En Atenas, “cuna de la democracia”, la mayoría de la población carecía de ciudadanía; es decir, no votaba

Por Héctor Gamboa (*)

En la política hay decisiones que afectan la vida de miles, cientos de miles o millones de personas.

Los aciertos de un político suelen mejorar la perspectiva de una generación y sus yerros devastar a una nación entera.

Como costarricense me es difícil no sentir pasión por la política. Desde mis primeros años en la escuela, en los medios de comunicación y hasta en las reuniones familiares escuchaba acerca de las infinitas bondades de la democracia y la importancia de preservarla para las futuras generaciones.

Recuerdo que en sétimo año una profesora intentó explicarnos que, como forma de gobierno, la democracia empezó en la Ciudad-Estado de Atenas, durante la antigüedad.

Yo me imaginaba a los atenienses pegando banderas y organizando mítines cada cuatro años para elegir entre los partidos Apolíneos, Dionisíaco y Hermético. En resumen, me imaginaba que la democracia griega era algo parecido a nuestras elecciones de por entonces, solo que con los atenienses vistiendo togas, lanzando alabanzas a Zeus y haciéndose estatuas de mármol como publicidad electoral.

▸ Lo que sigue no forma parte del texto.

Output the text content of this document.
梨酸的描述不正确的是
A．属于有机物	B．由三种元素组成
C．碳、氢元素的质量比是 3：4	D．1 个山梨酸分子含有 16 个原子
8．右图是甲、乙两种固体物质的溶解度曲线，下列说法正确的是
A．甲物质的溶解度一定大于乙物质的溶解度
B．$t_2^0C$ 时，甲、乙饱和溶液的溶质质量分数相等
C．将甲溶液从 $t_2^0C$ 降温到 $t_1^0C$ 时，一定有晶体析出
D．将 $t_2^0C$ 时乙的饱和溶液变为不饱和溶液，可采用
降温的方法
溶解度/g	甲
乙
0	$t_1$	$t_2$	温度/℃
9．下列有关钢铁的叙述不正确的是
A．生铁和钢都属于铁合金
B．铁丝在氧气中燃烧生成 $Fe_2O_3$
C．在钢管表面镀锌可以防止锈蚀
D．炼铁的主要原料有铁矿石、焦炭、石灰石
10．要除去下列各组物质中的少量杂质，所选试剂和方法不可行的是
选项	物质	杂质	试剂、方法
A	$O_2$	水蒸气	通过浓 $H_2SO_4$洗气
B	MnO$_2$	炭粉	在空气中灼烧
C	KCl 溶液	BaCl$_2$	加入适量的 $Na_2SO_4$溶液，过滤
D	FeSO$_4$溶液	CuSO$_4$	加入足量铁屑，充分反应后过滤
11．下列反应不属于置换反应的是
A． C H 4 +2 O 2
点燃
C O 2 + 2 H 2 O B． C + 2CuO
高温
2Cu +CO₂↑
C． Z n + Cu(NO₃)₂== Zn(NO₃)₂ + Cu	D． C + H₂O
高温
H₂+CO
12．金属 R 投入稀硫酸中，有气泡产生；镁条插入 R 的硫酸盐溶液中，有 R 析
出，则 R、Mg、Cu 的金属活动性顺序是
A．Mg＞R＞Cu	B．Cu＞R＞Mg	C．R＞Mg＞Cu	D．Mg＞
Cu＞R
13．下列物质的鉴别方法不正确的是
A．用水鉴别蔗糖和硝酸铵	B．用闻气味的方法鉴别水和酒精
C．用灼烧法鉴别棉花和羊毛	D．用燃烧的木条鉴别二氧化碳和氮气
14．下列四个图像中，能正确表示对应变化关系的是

Con los años me fui enterando de que las cosas no eran tan sencillas, porque en Atenas la mayoría de la población carecía de ciudadanía; es decir, no votaba.

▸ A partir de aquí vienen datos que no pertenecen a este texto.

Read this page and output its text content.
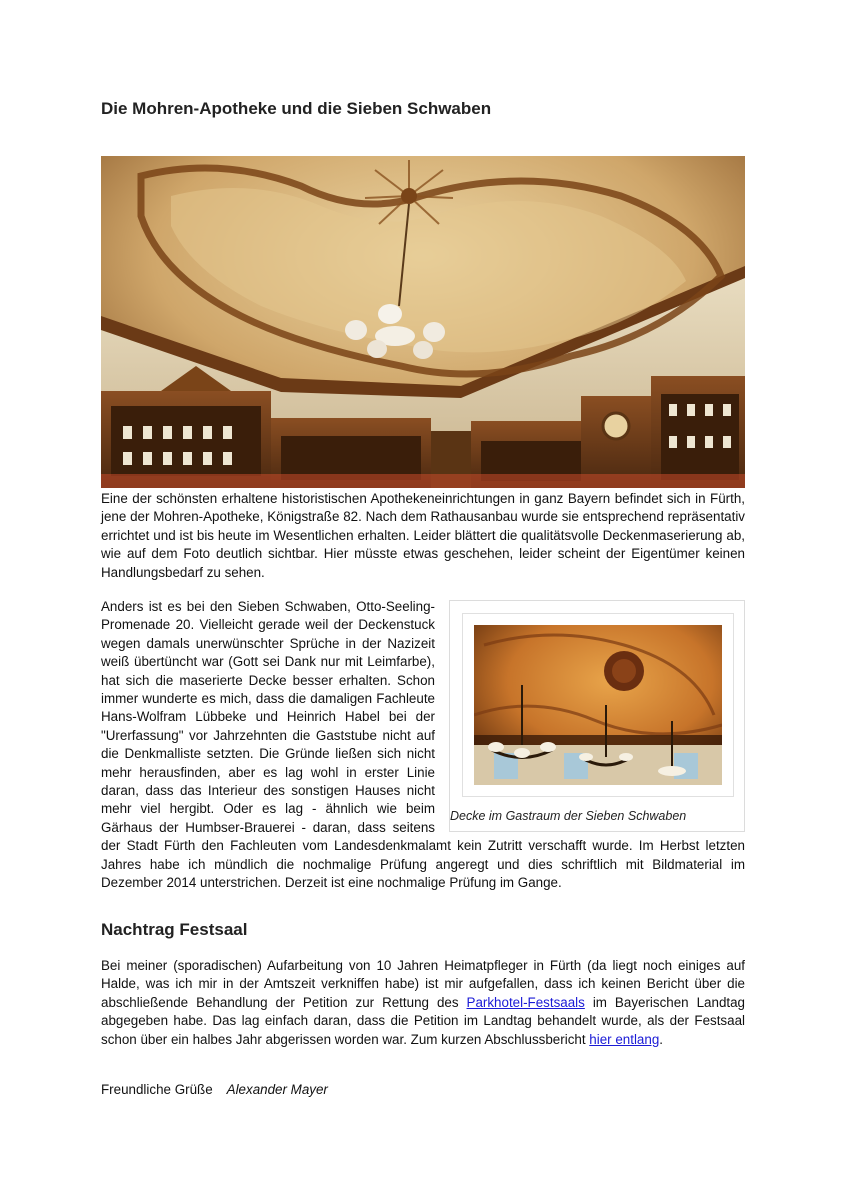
Die Mohren-Apotheke und die Sieben Schwaben

Eine der schönsten erhaltene historistischen Apothekeneinrichtungen in ganz Bayern befindet sich in Fürth, jene der Mohren-Apotheke, Königstraße 82. Nach dem Rathausanbau wurde sie entsprechend repräsentativ errichtet und ist bis heute im Wesentlichen erhalten. Leider blättert die qualitätsvolle Deckenmaserierung ab, wie auf dem Foto deutlich sichtbar. Hier müsste etwas geschehen, leider scheint der Eigentümer keinen Handlungsbedarf zu sehen.

Decke im Gastraum der Sieben Schwaben

Anders ist es bei den Sieben Schwaben, Otto-Seeling-Promenade 20. Vielleicht gerade weil der Deckenstuck wegen damals unerwünschter Sprüche in der Nazizeit weiß übertüncht war (Gott sei Dank nur mit Leimfarbe), hat sich die maserierte Decke besser erhalten. Schon immer wunderte es mich, dass die damaligen Fachleute Hans-Wolfram Lübbeke und Heinrich Habel bei der "Urerfassung" vor Jahrzehnten die Gaststube nicht auf die Denkmalliste setzten. Die Gründe ließen sich nicht mehr herausfinden, aber es lag wohl in erster Linie daran, dass das Interieur des sonstigen Hauses nicht mehr viel hergibt. Oder es lag - ähnlich wie beim Gärhaus der Humbser-Brauerei - daran, dass seitens der Stadt Fürth den Fachleuten vom Landesdenkmalamt kein Zutritt verschafft wurde. Im Herbst letzten Jahres habe ich mündlich die nochmalige Prüfung angeregt und dies schriftlich mit Bildmaterial im Dezember 2014 unterstrichen. Derzeit ist eine nochmalige Prüfung im Gange.

Nachtrag Festsaal

Bei meiner (sporadischen) Aufarbeitung von 10 Jahren Heimatpfleger in Fürth (da liegt noch einiges auf Halde, was ich mir in der Amtszeit verkniffen habe) ist mir aufgefallen, dass ich keinen Bericht über die abschließende Behandlung der Petition zur Rettung des Parkhotel-Festsaals im Bayerischen Landtag abgegeben habe. Das lag einfach daran, dass die Petition im Landtag behandelt wurde, als der Festsaal schon über ein halbes Jahr abgerissen worden war. Zum kurzen Abschlussbericht hier entlang.

Freundliche Grüße Alexander Mayer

En el grupo carente de derechos, principalmente, estaban los “esclavos extranjeros” y su descendencia; es decir, prisioneros de guerra o adquisiciones comerciales (digamos un equivalente de los actuales extranjeros indocumentados) y, como es de suponer en una sociedad patriarcal, las mujeres. 

El más largo y próspero periodo de la democracia ateniense fue inaugurado en el año 510 a.C. por las reformas de Clístenes, quien creó el primer sistema de electorados. Se trataba de dividir en diez grupos a los ciudadanos, cada uno de los cuales elegía un número de candidatos en su interior y después todos participaban en asambleas o Ekklesía. Allí se discutía con bastante libertad acerca de los temas de interés; es decir, los participantes gozaban de un amplio derecho al berreo.

“La democracia ateniense perduró a pesar de que se percibiera como natural negarle derechos elementales a ciertas personas que vivían y trabajan en Atenas durante toda su vida”.

Héctor Gamboa, diseñador gráfico

Eso sí, el sistema tenía ciertos mecanismos para garantizar la estabilidad y no todos los participantes de la Ekklesía podían ser electos como candidatos a ocupar un cargo en el Estado ateniense. Solamente aquellos que tuvieran los medios económicos y hubieran dejado de pertenecer a la clase de los thetes, -lo que en buen tico llamaríamos pelagatos, pobretes, muertos de hambre, limpios o tiesos-, podían ser candidatos a dirigir actos en el gobierno.

Además, ciertos asuntos como la justicia penal (que de manera muy práctica para la época solo usaba dos tipos de castigo: la muerte y el destierro), y los asuntos relacionados con la religión, eran manejados por el Areópago: un equivalente híbrido entre la Corte Plena y el Arzobispado de San José, constituido por las familias nobles de Atenas.

Una vez que la Ekklesía determinaba las políticas, se procedía a la elección. Esta no se parecía en nada a nuestro sistema de papeletas y urnas y aquí es donde los atenienses se pusieron de verdad ingeniosos, pues tenían un aparato que llamaban kleroterion, compuesto de varias filas de ranuras verticales en el cual los candidatos electos por todos los grupos colocaban unas placas con su nombre. Posteriormente, a través de un tubo de bronce se introducían una serie de dados de colores que se depositaban aleatoriamente sobre las placas. Según el color, el candidato era electo para un puesto o desechado. 

¡Una tómbola electoral! 

No se lo esperaban, ¿verdad?

Así y todo, la democracia ateniense perduró más de quinientos años hasta ser absorbida por el Imperio romano. Esto es, más tiempo que cualquiera de las democracias actuales.

Perduró a pesar de que, para ser elegido, había que tener riqueza abundante; de que se percibiera como natural negarle derechos elementales a ciertas personas que vivían y trabajan en Atenas durante toda su vida; de que los candidatos resultaran electos por azar o carambola y de que las decisiones, en los asuntos más peliagudos, fueran tomadas por un pequeño grupo de individuos que componían, a todas luces, una élite privilegiada, no electa y desconectada de los problemas de la gente común.

A veces me pregunto cómo tal sistema pudo ser siquiera considerado democrático.

(*) Héctor Gamboa se formó como artista plástico en el Conservatorio Castella, la Universidad Karolina de Praga y la Universidad Nacional, es diseñador gráfico especializado en libros, ilustrador, autor de obras para niños y adultos, con más de treinta años de experiencia y animador de la lectura.